AMD’s upcoming RDNA 2-powered Radeon RX 6000 graphics cards will include ray tracing capabilities, but what about a DLSS-like feature? Does AMD need one? Yes, it does.
DLSS, standing for Deep Learning Super Sampling, is an AI technique used by the Tensor cores present in RTX cards. With this, the image is rendered at a lower than native resolution and then upscaled. The idea here is that by rendering the lower res image, you gain more performance while upscaling it to preserve all the details. The first version of DLSS wasn’t what anyone would call a big success. The results were a mixed bag – sure you’d get a boost in framerate, but it would be offset by a blurry image that wasn’t as sharp as the native resolution of your monitor.
How DLSS 2.0 Changed The Game
Recently, NVIDIA released DLSS 2.0 which offers much better image quality and is also easier to implement by developers. So, why does AMD need DLSS-like feature on their RDNA 2 based RX 6000 series of graphics cards? Well, the simple answer is because ray tracing is computationally expensive and can tank performance in games. To counter that we need something that can boost those frame rates up, which is exactly what DLSS does. We tested this feature in Control, one of the best use cases for ray tracing in gaming, and the results were impressive.
Now, AMD doesn’t need to do exactly what NVIDIA has been doing in this department.
What about the ray tracing performance of RX 6000 though? Well, for starters we’ve already seen it at work on the PS5 and Xbox Series X. Those consoles are using what would be from the mid-range GPU lineup when RX 6000 officially launches. Looking at the performance targets of games with RT features (locked at 30 FPS), it’s clear that AMD’s ray tracing implementation isn’t going to be any easier on systems than NVIDIA’s. Big Navi may be running big on clock speeds, but that won’t help if frame rates are low with RT on.
Now, one of the primary developer-oriented factors of NVIDIA’s DLSS feature is that games need to be sent on a case-by-case basis for evaluation. Another factor is the on-board Tensor cores which are present on all NVIDIA RTX cards, which handle all AI tasks like DLSS.
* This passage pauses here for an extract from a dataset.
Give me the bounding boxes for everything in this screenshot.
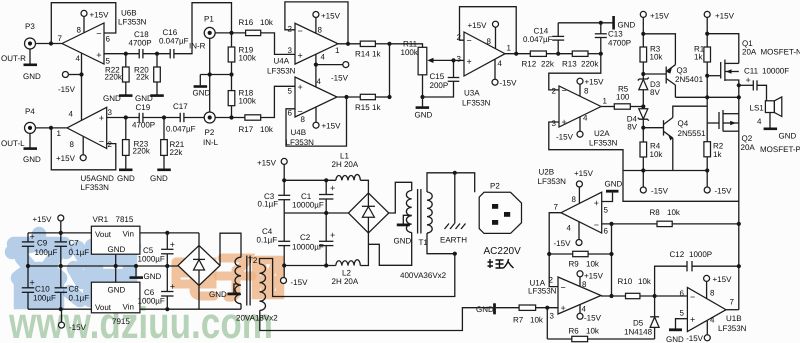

What We Know About Machine Learning/AI On RDNA 2
As far as we know, the upcoming Radeon RX 6000 series won’t include any hardware for AI/ML tasks. It’s possible that we might get an announcement for the same during RDNA 2’s unveiling, but for now we have to assume there aren’t any Tensor-core equivalent present on RDNA 2. However, looking at the new consoles like the Xbox Series X, there are some machine-learning tricks up the console’s sleeves.
In the slide above, you can see a certain DLSS-like feature being talked about called resolution-scaling. This isn’t just dynamic resolution, which has been present in both enhanced consoles (PS4 Pro and Xbox One X) throughout this generation. After all, the new consoles are targeting native 4K presentation mostly, and Sony has already figured it out with their checkerboarding techniques, which are bound to get only better on PS5.
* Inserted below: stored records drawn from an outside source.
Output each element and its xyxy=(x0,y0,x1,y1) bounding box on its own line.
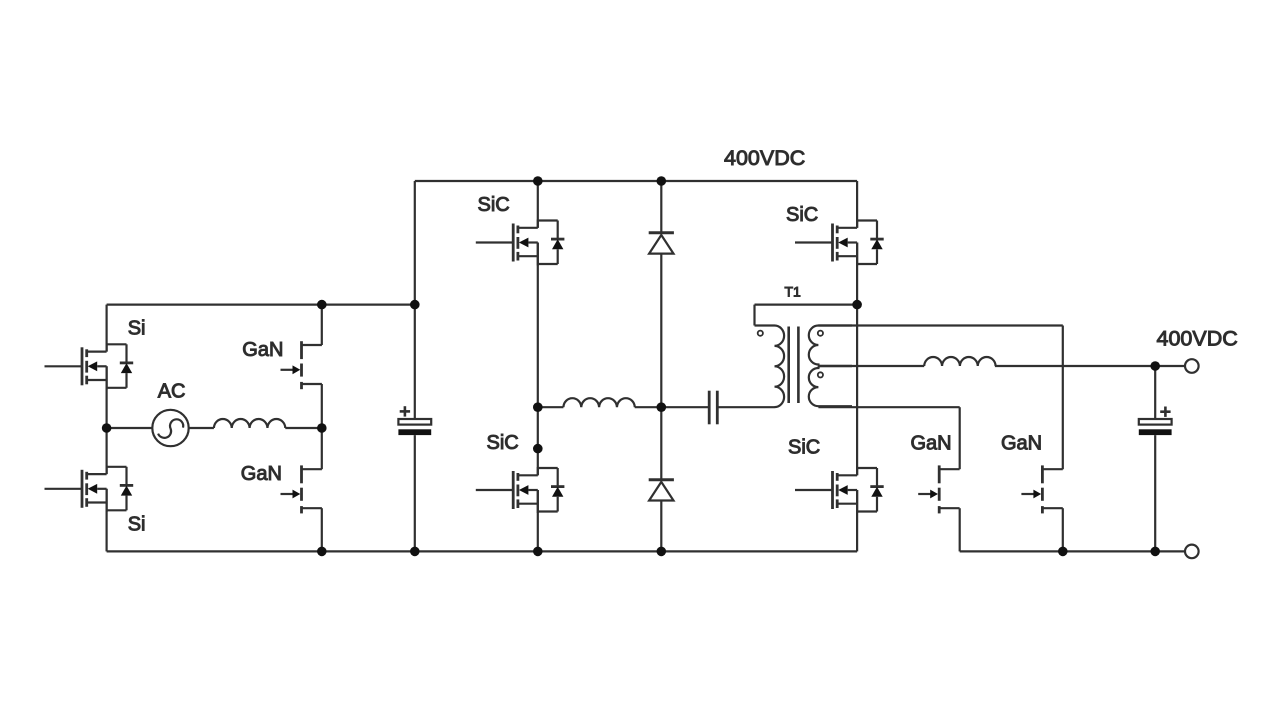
svg-text:Si: Si xyxy=(128,318,146,340)
svg-text:SiC: SiC xyxy=(786,204,818,226)
svg-text:SiC: SiC xyxy=(487,432,519,454)
svg-text:AC: AC xyxy=(158,380,186,402)
svg-text:GaN: GaN xyxy=(911,433,952,455)
svg-text:T1: T1 xyxy=(785,284,802,300)
svg-text:400VDC: 400VDC xyxy=(724,146,805,170)
svg-text:GaN: GaN xyxy=(1001,433,1042,455)
svg-text:GaN: GaN xyxy=(241,463,282,485)
svg-text:400VDC: 400VDC xyxy=(1157,327,1238,351)
svg-text:SiC: SiC xyxy=(788,437,820,459)
svg-text:Si: Si xyxy=(128,514,146,536)
svg-text:GaN: GaN xyxy=(242,339,283,361)
svg-text:SiC: SiC xyxy=(478,194,510,216)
These techniques are proprietary to Sony and Microsoft, however, given the close collaboration between the companies and AMD, I suspect we might see something similar on the desktop graphics cards.
What AMD has Said About Ray Tracing on RX 6000
Back in January, I asked AMD about their plans for Ray tracing, and this is what they said-
“AMD as a company…strongly believes in the value and capability of raytracing. RDNA 2, the next-gen, will support raytracing. Both the next-gen Xbox and PlayStation will support hardware raytracing with Radeon natively. We will be sure to have the content that gamers can actually use to run on those GPUs. We believe in our raytracing, and we will have it when the time is right.” – Mithun Chandrashekhar, Product Management Lead, AMD.
Back then, AMD pointed to NVIDIA’s RTX launch and how consumers’ demands weren’t met with regards to in-game performance with RTX on. This shows that AMD is fully aware and is working on providing a solution that can counter the performance degrading quality of RT features.
Considering how some of AMD specific features like FidelityFX are actually quite open, one could guess that AMD’s DLSS-equivalent will also be available for all types of hardware, and not just RDNA 2 GPUs.
Regardless, all shall be revealed on October 28th. What we do know is that ray tracing alone won’t help AMD, and they need something extra to give NVIDIA some tough competition. Even if we get a new performance-boosting feature, NVIDIA does have a big advantage with their NVENC encoder as well as NVIDIA Broadcast, which has made my life a lot easier.
We’ll keep you updated on what AMD reveals on October 28th, and with Zen 3 CPUs releasing on November 5, RDNA 2 should follow suit pretty soon.